An Attack against SRP-1

SRP-1 (the oldest version of the protocol) is, unfortunately, vulnerable to an attack carried out by an intruder who has compromised the password database and obtained the verifier Xp for a particular user, as described below.
A Stolen-Verifier Attack against SRP-1:

An attacker Anne steals Alice's verifier Xp.
She then contacts the host:

Anne computes T = Xp ^ -1 (mod N)          (multplicative inverse)
and picks a random number 1 < q < N - 1.

Anne->Host:  u, Wp = (g ^ q) * T (mod N)   (instead of g^Ws)
Host->Anne:  s, Z = Xp + Yp                (host computes Yp as normal)

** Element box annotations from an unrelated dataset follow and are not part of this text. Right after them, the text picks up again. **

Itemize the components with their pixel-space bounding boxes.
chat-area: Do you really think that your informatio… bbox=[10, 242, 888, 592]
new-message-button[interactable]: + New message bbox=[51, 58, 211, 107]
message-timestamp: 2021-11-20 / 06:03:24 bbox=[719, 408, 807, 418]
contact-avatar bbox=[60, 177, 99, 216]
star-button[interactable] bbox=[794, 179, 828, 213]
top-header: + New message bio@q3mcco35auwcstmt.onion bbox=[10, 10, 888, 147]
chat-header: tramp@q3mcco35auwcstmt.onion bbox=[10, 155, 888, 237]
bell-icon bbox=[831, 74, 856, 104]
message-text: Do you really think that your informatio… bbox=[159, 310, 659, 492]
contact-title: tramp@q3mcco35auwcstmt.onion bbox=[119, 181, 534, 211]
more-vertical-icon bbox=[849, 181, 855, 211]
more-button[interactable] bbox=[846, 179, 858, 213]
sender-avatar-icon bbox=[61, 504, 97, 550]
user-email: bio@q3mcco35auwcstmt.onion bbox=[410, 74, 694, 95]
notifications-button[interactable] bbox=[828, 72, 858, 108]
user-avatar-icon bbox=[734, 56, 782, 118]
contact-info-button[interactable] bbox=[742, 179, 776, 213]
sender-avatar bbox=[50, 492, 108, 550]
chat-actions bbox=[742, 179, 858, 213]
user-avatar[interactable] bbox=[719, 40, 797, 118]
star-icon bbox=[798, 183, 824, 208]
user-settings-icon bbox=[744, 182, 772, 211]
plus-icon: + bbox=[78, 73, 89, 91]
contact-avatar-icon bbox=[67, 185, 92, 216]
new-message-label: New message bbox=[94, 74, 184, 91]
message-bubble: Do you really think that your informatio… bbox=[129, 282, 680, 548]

      Host:  S = (Wp * Xp) ^ Ys
             Ks = H(s)

If we substitute for Wp here, the server's session key becomes:

             S = (g ^ q * T * Xp) ^ Ys = (g ^ q) ^ Ys = g ^ (q * Ys)

      Anne:  Yp = Z - Xp                   (recovers Yp since Xp is known)
      Anne:  S = Yp ^ q
      Anne:  Kc = H(S)

Since Yp ^ q = (g ^ Ys) ^ q = g ^ (q * Ys), Anne now has the same session
key S as the host.  All Anne needs to do is send

Anne->Host:  H(Z, Kc)

to gain access to the host.
SRP-2 and SRP-3 are both immune to this attack.